Valerie Miner on Crafting Her New Novel, "The Roads Between Them"

Valerie Miner’s new novel, The Roads Between Them is a story “about family and what it means to be a woman at different periods in our lives,” according to Valerie. “Things I'm exploring in part are age, family ties and risk taking in various ways,” she says. “I’m also interested in how geography shapes us and the ties in families that both bind us, in a good way, and also constrict us in not such a good way.”

Set in Northern California (where Valerie lives) the novel centers on two sisters, Angie and Marta Fraser and their mother, Gillian Fraser. 

The story moves back and forth physically between cosmopolitan San Francisco, suburban Santa Rosa and rural Madrone Ridge. It also moves back and forth in time with numerous flashbacks to the women’s childhood.

All the women are politically and community engaged and dealing with issues that are both universal and particular to their age groups. In her late 60s, Gillian is finally coming into her own. After a number of tragedies in her life including being widowed early on followed by single motherhood, she has finally finished her college degree. She tutors at the local tutoring center helping people get their GEDs. No spring chicken, she's caught the fancy of a certain Dr. Alvarez and is navigating this unexpected romantic terrain blind having no models on how to behave. “We'll see what happens there,” says Valerie slyly.

The eldest daughter, Angie, lives in San Francisco. She's a professor of art at San Francisco State. She has two kids, Anna and Colin and a husband, Richard, an investigative reporter whom she's not quite sure about.

Marta, two years younger than Angie, is a lawyer living in a small community in the far north of California. She works mostly with migrant laborers, many of them embroiled with immigration issues. Like any country lawyer, she also does more basic legal work: wills, real estate, etc. Marta’s domestic life is “both more complicated, with a modest succession of male and female lovers and less complicated than Angie’s since she has no children.” The two sisters are close, and of course worry about the other’s way of life.

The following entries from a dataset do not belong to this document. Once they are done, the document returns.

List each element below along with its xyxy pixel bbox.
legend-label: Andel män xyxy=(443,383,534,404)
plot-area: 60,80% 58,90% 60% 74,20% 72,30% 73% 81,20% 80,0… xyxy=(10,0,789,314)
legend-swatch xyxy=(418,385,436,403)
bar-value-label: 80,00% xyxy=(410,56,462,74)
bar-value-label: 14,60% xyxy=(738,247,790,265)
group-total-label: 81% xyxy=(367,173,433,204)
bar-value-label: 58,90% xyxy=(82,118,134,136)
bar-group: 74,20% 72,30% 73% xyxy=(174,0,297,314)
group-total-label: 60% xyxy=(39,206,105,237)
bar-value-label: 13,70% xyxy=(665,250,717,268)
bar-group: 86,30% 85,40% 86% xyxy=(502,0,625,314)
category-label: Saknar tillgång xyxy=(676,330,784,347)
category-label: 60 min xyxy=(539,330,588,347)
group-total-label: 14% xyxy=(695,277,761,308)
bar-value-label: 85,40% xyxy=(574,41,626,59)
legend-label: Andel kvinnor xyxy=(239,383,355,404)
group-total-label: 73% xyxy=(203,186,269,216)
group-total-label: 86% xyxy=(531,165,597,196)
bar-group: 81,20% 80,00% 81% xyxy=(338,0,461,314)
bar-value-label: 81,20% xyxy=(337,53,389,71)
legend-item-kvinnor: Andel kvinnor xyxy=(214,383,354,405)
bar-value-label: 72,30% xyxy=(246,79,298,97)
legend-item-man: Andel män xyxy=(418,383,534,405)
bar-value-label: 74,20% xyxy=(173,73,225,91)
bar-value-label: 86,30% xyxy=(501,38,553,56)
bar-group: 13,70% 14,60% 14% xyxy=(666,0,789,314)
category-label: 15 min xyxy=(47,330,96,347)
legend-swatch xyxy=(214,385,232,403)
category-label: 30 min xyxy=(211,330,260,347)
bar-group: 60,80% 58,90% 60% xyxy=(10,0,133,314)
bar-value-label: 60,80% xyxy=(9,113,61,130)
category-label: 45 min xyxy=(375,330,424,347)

When she originally embarked on the book, Valerie wanted to write it as a series of short stories that would be interconnected to create a segmented, fragmented novel. But, as she was writing during her recent residency at VCCA, she discovered the characters didn’t want to have their own stories. “They weren’t cooperating!” she exclaims. She decided it’s because they're more entwined than she anticipated. In any case, she is following their lead.

While Valerie has certain goals whenever she's writing, a lot of the story unfolds as she's working on it. “I think if the book isn't a discovery for the author, it's not going to be a discovery for the reader and then it's not going to work.” She sees her work as social and political fiction because it raises questions and points out the contradictions that we represent as human beings. “I’m interested in deep questions about our place in the world and about our responsibilities to ourselves and one another.”

Valerie is the award-winning author of 14 books. Her novels include Traveling with Spirits, After Eden, Range of Light, A Walking Fire, Winter's Edge, Blood Sisters, All Good Women, Movement: A Novel in Stories, and Murder in the English Department. Her short fiction books include Abundant Light, The Night Singers and Trespassing. Her collection of essays is Rumors from the Cauldron: Selected Essays, Reviews and Reportage. In 2002, The Low Road: A Scottish Family Memoir was a Finalist for the PEN USA Creative Non-Fiction Award. 

Valerie’s work has appeared in The Georgia Review, Triquarterly, Salmagundi, New Letters, Ploughshares, The Village Voice, Prairie Schooner, The Gettysburg Review, The T.L.S., The Women’s Review of Books, The Nation and other journals. Her stories and essays are published in more than 60 anthologies. A number of her pieces have been dramatized on BBC Radio 4. Her work has been translated into German, Turkish, Danish, Italian, Spanish, French, Swedish and Dutch. In addition to single-authored projects, she has collaborated on books, museum exhibits as well as theatre. 

Valerie has won fellowships and awards from The Rockefeller Foundation, Fondazione Bogliasco, Fundación Valparaiso, The McKnight Foundation, The NEA, The Jerome Foundation, The Heinz Foundation, The Australia Council Literary Arts Board and numerous other sources. She has received Fulbright Fellowships to Tunisia, India and Indonesia.

Winner of a Distinguished Teaching Award, Valerie has taught for over 25 years and is now a professor and artist in residence at Stanford University. She travels internationally giving readings, lectures, and workshops.